Server-side Editor API security considerations
The Server-side Editor API includes security measures to prevent malicious code execution. All scripts are analyzed before the execution to detect and block potentially dangerous operations.
The following categories of operations are blocked for security reasons:
Note: Regular HTTP calls using the CKEditor 5 API (like fetch() or HTTP requests through the editor’s data layer) are permitted and can be used to communicate with third-party services. The restrictions apply only to potentially dangerous browser APIs and operations.
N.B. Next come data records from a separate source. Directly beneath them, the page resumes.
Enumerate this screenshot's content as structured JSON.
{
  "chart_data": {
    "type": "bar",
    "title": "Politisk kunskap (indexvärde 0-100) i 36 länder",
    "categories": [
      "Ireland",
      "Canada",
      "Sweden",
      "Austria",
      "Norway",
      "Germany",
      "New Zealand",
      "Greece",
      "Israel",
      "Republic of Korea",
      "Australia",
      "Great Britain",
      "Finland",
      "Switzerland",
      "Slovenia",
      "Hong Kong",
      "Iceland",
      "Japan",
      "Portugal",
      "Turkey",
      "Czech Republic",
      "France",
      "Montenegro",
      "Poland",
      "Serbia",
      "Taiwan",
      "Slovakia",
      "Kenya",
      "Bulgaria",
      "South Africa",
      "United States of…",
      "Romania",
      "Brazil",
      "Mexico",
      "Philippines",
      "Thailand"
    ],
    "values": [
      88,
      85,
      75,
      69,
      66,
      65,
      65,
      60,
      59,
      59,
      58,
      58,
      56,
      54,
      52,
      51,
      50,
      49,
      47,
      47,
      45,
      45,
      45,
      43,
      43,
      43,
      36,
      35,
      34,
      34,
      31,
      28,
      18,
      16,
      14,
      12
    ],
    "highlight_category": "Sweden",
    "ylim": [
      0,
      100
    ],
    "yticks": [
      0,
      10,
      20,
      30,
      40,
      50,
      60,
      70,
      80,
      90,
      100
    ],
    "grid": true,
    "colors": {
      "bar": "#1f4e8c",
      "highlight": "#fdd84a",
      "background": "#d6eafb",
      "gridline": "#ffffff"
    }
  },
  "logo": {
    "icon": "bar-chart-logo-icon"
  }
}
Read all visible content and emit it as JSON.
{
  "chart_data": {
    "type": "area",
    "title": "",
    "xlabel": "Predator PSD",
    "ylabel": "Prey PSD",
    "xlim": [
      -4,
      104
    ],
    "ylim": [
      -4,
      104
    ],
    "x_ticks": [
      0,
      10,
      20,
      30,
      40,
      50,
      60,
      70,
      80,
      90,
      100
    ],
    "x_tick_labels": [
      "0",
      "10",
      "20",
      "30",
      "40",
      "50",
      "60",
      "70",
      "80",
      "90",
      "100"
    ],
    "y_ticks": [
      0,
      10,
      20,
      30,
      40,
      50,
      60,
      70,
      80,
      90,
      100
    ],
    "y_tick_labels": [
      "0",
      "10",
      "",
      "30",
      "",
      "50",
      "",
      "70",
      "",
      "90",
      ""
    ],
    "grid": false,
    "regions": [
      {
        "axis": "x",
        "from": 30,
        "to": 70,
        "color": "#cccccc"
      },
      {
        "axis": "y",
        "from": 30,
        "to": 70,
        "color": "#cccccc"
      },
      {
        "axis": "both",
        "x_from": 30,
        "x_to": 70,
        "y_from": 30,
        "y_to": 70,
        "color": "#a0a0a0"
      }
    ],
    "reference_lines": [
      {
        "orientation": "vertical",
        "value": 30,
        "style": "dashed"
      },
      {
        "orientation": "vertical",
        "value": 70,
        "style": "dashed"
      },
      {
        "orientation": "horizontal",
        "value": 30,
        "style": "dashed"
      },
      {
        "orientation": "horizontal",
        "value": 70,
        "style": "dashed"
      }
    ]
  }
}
The API blocks access to potentially dangerous global functions and APIs that could be used for malicious purposes:
- Code execution functions:
eval,Function,importScripts - Timing functions:
setTimeout,setInterval,requestAnimationFrame - Network and communication:
XMLHttpRequest,WebSocket,Worker,SharedWorker,BroadcastChannel - File and data access:
FileReader,indexedDB - Encoding/decoding:
atob,btoa,decodeURIComponent - Storage access:
localStorage,sessionStorage - Browser navigation:
history,import - Performance monitoring:
performance
Access to browser-specific APIs is restricted to prevent unauthorized document manipulation and browser state changes:
- Document creation and modification:
document.createElement,document.write,document.writeln,document.createElementNS - Document properties:
document.cookie,document.body,document.head,document.location - Window operations:
window.open,window.location,window.postMessage,window.btoa,window.atob,window.document,window.navigator,window.performance - URL manipulation:
URL.createObjectURL - Browser information:
navigator.sendBeacon,navigator.userAgent,navigator.platform - Performance data:
performance.now,performance.getEntries - History manipulation:
history.pushState,history.replaceState
Direct manipulation of DOM elements is blocked to prevent injection attacks:
- HTML injection:
element.innerHTML,element.outerHTML,element.insertAdjacentHTML - Event handling:
element.addEventListener
Creating certain objects is restricted to prevent potential security vulnerabilities:
- File objects:
new Blob(),new File(),new FileReader() - Communication objects:
new WebSocket(),new Worker(),new SharedWorker(),new BroadcastChannel() - Code execution:
new Function() - URL objects:
new URL()
Certain URL schemes are blocked to prevent code injection and data leakage:
- Data URLs:
data: - Blob URLs:
blob: - JavaScript URLs:
javascript: - VBScript URLs:
vbscript:
If your script contains restricted operations, the API will return an error with details about the violation, including the line and column position.
Always test your scripts in a development environment before using them in production. The security analysis is strict and may block legitimate operations that appear suspicious.